October 07, 2005
Sugar Land Kiddie Roundup ends in dismissals

Remember the Sugar Land Kiddie Roundup, in which a bunch of kids who were attending a parentless party at which alcohol was present but who were not drinking got busted for minor-in-possession by the overzealous SLPD? (See here and here if you need your memory refreshed.) The good news for them is that their charges have been dismissed.

With too many defendants, attorneys and court-watchers to fit in Sugar Land's municipal courtoom, the teens went to trial today in city council chambers, but after a morning of testimony, prosecutors asked that the case be dismissed because it was proving too difficult for police to indentify by face those they arrested.


Testimony got under way today with Officer Tod Cox describing how he was sent to the home to investigate a loud noise complaint.

Cox said he saw five or six young people standing outside the home and the people fled when they saw the officer approaching him.

After entering the home and seeing there were no adults present, Cox and other officers talked about what action they should take.

"We began issuing citations to everyone who was there," Cox said.

City and police officials have been defending the actions of the officers, saying teen drinking is a serious offense.

"We have all seen the tragic aftermath of underage drinking," said police chief Steve Griffith.

And here we see the tragic aftermath of lazy, overreactive policing. Maybe next time, if it's not too much trouble, you could make an effort to distinguish between lawbreaking and innocent bystanding. Might save you some embarrassment later on.

(By the way, the original story identifies Lisa Womack as the Sugar Land Police Chief. Anyone know what happened to her?)

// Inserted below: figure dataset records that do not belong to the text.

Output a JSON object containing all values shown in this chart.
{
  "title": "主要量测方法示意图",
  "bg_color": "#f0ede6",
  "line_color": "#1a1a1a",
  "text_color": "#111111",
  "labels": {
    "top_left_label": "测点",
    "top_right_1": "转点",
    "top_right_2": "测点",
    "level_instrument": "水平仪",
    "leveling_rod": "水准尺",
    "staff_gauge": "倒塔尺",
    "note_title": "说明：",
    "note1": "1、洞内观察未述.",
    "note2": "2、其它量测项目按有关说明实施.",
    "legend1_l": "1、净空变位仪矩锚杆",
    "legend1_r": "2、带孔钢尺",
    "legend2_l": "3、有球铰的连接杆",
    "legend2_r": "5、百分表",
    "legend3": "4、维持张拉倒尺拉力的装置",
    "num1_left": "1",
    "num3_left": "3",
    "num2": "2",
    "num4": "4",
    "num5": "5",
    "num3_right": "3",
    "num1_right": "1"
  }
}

Posted by Charles Kuffner on October 07, 2005 to Crime and Punishment | TrackBack

Lisa Womack accepted a chief of police job in Illinois a few months back. Here's the story.

That's great for those kids, but KPRC reported last night that those who went ahead and pled guilty to get the deal over with will have their convictions stand. Plus, if I remember another story correctly (might have been the original Press story or a follow-up), but a lot of those kids are now seniors who were forbidden from participating in extra-curricular activities because of the charges. Football, marching band, and other activities are halfway finished by now.